La contrainte a forcé chaque équipe à la créativité.

 

Un plat à deux euros

Côté candidats, ils sont tous prêts à repartir. « Nous portons le même plaidoyer. Nous sommes un restaurant bio d'origine », déclare Marie-Danielle Badin, du restaurant Les navettes bio à Bourgoin-Jallieu. Certains l'appellent Mamie Bio ou Super mamie. « Nous défendons les économies d'énergie et le développement durable à travers les produits que nous préparons, car c'est une autre façon de cuisiner lorsqu'il s'agit de bio.» Accompagnée de quatre jeunes, la restauratrice a proposé une Quenelle de volaille et sa palette de légumes et l'équipe a été lauréate pour son dessert, Délices d'automne. « Nous travaillons dans le respect des prix payés aux producteurs pour un prix de revient à l'assiette étonnamment bas.
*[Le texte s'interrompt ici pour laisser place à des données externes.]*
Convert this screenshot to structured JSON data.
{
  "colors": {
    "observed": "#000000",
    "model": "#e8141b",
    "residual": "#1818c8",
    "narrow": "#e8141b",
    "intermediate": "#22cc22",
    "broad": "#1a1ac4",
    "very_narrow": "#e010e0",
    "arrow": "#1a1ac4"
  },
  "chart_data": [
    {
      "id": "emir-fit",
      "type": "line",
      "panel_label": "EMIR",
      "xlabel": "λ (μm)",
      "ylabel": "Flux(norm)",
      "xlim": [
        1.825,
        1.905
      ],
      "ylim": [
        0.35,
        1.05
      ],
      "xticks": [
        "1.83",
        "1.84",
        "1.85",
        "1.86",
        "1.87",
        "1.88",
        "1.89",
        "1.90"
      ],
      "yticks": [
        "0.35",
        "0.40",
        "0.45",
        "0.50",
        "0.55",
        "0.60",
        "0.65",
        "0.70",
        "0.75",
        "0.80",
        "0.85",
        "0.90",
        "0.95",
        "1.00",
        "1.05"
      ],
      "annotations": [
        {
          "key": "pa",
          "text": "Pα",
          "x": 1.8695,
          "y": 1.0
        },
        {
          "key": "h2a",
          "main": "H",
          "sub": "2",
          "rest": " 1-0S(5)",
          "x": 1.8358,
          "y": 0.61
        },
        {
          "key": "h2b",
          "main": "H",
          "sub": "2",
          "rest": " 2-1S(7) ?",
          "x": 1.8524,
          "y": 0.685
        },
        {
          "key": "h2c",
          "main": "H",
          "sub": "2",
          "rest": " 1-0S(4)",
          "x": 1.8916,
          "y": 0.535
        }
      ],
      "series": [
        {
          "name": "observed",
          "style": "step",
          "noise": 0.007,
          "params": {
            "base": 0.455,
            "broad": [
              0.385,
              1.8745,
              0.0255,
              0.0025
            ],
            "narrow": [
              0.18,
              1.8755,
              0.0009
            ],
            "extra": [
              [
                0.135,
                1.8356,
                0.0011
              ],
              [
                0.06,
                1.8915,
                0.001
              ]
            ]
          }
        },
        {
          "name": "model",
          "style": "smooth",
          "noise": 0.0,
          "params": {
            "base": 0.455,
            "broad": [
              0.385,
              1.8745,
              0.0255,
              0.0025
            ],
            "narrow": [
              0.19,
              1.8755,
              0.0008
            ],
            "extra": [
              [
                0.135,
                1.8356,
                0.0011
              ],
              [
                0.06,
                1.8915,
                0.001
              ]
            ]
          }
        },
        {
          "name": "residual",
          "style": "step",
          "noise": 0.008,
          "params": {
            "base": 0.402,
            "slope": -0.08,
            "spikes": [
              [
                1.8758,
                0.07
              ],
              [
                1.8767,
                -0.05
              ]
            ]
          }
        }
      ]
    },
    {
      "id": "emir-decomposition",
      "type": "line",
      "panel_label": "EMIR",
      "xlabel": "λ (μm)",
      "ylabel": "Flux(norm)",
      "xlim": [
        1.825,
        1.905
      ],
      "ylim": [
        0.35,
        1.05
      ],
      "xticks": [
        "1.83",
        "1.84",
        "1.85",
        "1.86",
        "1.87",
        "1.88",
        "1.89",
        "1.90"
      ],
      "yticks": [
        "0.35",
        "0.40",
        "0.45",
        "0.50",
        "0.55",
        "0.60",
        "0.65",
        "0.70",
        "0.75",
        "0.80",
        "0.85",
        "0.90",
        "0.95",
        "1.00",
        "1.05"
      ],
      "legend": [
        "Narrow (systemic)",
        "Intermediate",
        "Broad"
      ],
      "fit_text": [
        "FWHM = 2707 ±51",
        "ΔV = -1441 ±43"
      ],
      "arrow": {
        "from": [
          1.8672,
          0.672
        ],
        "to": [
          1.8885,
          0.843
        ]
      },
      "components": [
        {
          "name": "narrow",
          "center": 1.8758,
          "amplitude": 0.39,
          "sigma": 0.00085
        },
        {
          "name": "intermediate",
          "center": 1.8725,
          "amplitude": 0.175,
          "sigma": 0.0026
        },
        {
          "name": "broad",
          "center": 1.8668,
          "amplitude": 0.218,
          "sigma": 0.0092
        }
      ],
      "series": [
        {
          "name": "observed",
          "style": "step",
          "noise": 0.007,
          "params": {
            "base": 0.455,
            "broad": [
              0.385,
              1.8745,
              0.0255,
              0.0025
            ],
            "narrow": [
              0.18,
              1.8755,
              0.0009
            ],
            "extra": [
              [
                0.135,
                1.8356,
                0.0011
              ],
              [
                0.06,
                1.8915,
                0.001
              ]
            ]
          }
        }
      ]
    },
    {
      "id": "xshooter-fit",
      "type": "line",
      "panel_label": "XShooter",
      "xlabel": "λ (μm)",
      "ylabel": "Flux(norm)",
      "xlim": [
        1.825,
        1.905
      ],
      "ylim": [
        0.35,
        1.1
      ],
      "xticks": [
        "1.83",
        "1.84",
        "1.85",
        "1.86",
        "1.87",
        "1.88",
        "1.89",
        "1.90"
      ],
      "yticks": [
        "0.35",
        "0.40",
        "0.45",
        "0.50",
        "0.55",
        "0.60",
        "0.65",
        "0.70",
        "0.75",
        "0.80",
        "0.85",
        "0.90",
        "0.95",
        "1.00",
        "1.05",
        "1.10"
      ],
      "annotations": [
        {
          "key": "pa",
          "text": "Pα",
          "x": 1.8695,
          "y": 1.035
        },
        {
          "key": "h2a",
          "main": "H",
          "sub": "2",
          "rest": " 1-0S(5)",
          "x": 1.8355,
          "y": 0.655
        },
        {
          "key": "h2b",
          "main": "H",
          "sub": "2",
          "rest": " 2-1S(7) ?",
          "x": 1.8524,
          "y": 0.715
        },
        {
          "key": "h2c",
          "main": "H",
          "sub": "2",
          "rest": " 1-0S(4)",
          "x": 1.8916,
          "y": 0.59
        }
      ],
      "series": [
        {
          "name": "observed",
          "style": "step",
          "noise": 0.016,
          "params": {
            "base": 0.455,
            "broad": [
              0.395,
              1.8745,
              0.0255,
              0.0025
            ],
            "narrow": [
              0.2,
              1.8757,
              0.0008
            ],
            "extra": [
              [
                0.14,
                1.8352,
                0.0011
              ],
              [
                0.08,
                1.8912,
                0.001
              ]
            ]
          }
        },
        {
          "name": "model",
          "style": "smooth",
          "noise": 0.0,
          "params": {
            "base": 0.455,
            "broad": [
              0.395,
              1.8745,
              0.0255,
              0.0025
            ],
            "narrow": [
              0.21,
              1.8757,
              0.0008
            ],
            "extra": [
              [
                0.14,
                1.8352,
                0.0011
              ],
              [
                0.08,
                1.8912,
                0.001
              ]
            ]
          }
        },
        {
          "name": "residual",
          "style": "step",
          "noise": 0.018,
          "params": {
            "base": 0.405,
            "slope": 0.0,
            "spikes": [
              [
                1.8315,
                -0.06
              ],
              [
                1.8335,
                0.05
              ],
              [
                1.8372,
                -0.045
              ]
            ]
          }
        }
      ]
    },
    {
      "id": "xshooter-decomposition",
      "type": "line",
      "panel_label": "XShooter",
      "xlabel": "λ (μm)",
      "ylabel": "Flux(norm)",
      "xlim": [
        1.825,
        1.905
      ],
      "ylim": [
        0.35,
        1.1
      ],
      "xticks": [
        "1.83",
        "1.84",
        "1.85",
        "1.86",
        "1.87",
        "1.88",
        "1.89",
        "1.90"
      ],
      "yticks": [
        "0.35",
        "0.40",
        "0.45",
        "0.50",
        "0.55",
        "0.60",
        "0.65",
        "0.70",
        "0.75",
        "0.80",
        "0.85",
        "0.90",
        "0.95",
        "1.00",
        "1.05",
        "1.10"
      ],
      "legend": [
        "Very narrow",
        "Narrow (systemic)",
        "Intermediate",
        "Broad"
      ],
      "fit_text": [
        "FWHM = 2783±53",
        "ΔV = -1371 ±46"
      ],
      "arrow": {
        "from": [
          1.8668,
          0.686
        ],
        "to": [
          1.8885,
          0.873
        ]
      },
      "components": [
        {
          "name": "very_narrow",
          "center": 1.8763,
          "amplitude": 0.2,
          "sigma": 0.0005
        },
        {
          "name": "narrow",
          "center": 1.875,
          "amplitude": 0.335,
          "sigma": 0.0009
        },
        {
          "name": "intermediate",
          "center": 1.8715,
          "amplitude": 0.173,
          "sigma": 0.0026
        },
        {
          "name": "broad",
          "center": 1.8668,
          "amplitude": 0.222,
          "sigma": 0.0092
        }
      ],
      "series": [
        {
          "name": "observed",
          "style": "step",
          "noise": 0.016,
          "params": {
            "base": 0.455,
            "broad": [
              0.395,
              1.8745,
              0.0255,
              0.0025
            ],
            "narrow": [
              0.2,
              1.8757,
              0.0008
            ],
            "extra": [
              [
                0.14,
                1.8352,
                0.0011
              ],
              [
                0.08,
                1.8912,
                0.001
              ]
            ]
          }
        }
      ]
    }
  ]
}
Nous ne nous sommes pas mal débrouillés avec un plat à deux euros ! » La restauratrice s'approvisionne directement chez les éleveurs et les producteurs, dans un rayon de 80 kilomètres, puisqu'elle va chercher les agneaux dans la Drôme. Elle est également associée à Gilles Douillet, éleveur bio à Saint-Marcel-Bel-Accueil. Si le concours Ageden donne un peu plus de visibilité à son activité, c'est aussi l'occasion de découvrir des potentiels comme le jeune Florent. « On lui doit le prix pour la réalisation du dessert et il n'a pas de travail, c'est une anomalie », regrette la restauratrice. Un dessert qui comptait une crème chantilly réalisée avec de la crème issue directement du pis de la vache du Gaec de l'Abreuvoir à Saint-Sorlin-de-Morestel et offrant un velouté d'exception.
Contraintes et créativité
L'équipe s'est réunie deux fois pour préparer le concours et la motivation de chacun a permis à tous de se dépasser. Les Allevardins ne se sont pas rencontrés plus souvent. « C'est une expérience humaine sympathique, reconnaît Thomas Sibille, qui pilotait l'équipe locale. « Au quotidien, l'Aubergerie se fournit en majorité en produits locaux, mais l'Ageden a poussé le bouchon plus loin. Nous avons été séduits par le côté extrême de composer un plat et un dessert uniquement avec des produits du coin. Heureusement, nous avons la chance que ce secteur se soit beaucoup développé en agriculture avec des petits exploitants qui dégagent de la valeur ajoutée de leur vente directe », poursuit l'ancien éleveur. L'équipe des Allevardins a donc pris la consigne au pied de la lettre. Pas de sucre mais du miel, d'accord. « Mais ça a coincé quand nous n'avons pas pu nous fournir en beurre dans le coin. L'alternative a été l'huile de noix et le saindoux », explique l'aubergiste, heureux de transformer les contraintes en créativité. « J'aime bien les challenges dans la vie. C'est un pari qui met en valeur des choses auxquelles je tiens dans le cadre de mon travail ».